The psychic benefits of voting for an ethnic Muslim party also drop off sharply, simply because many people out in the countryside have a very hazy view of Owaisi and what he stands for. In Pothia block, one of the poorest parts of Kishanganj district, many villages consisting of 100-200 households would only have a single television set, if even that. Without television to market him, naturally electoral support for Owaisi is low here.
It is this nature of the patronage state in India that restricts ethnic parties from spreading quickly across regions. Since voters look to legislators for direct assistance, and most ethnic identities are too small to propel themselves into power on their own, parties in India either form cross-ethnic alliances or remain insignificant. As Kanchan Gupta’s research shows, the Bahujan Samaj Party, for example, could only become a major player in Uttar Pradesh since it had a chance at forming the government, given the large population of its core ethnic supporter group, the Chamars. In Punjab, BSP founder Kanshi Ram’s home state, the party was largely a failure because the Chamars were too small to ever prop up the BSP as major contender for power. Without this threshold being crossed, other Punjabi Dalits did not even bother to hitch their wagon onto the BSP, preferring to stick with traditional parties who now had a better chance of offering them patronage.

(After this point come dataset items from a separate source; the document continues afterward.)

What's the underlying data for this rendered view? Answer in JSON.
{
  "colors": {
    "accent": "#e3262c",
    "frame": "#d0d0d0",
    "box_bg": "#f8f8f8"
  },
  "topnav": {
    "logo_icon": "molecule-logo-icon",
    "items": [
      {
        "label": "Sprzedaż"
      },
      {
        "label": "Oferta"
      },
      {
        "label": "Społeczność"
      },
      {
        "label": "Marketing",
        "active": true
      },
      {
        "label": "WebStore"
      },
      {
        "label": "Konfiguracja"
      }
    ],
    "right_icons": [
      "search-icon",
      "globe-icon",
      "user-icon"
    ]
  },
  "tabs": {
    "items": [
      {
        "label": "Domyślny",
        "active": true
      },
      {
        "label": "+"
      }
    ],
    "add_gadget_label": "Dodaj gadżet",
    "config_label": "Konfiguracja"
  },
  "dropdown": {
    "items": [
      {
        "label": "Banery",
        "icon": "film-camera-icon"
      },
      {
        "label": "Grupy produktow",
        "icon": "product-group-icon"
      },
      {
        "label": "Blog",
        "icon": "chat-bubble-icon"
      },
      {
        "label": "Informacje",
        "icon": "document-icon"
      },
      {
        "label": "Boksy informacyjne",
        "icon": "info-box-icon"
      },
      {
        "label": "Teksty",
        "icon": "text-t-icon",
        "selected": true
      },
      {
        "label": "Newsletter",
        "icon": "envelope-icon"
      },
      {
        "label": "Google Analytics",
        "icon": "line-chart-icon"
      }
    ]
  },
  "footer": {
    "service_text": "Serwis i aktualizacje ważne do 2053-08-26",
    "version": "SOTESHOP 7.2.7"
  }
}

Ethnic parties fail to offer patronage benefits
This might be the reason why Muslim parties have consistently failed whenever they have stepped outside their home states. In 2007, the Assam's United Democratic Front fielded 54 candidates in the Uttar Pradesh Assembly Elections but won only a single seat. Earlier, in the 1971 Lok Sabha elections, the Kerala-based Indian Union Muslim League had also made a foray into Uttar Pradesh as well as Seemanchal itself. It didn’t even win a single seat.
The one exception to this failure of ethnic parties is, of course, the Bharatiya Janata Party, which has used a Hindu identity to even propel itself into power in the Centre itself, going far beyond the BSP’s relatively modest success in Uttar Pradesh.
In spite of this feat, how much of a model that is for other ethnic parties is unclear given, of course, the massive difference in size between a potential Hindu vote bank and, say, a potential Muslim vote bank. Given that a well-organised Hindu party, since it will be in contention for power, can always sell identity without compromising on patronage, its success is somewhat easier, as compared to the MIM, which will have to force upon its potential voters a bitter choice between the two. Till now, Muslim voters have pragmatically always chosen patronage, voting for “secular” parties which can bring them whatever modest benefits that come their way by virtue of being in power. If Owaisi’s ethnic appeal to Muslim identity can change that, it would be a paradigm shift in India’s political history. But, right now, that seems an uphill task.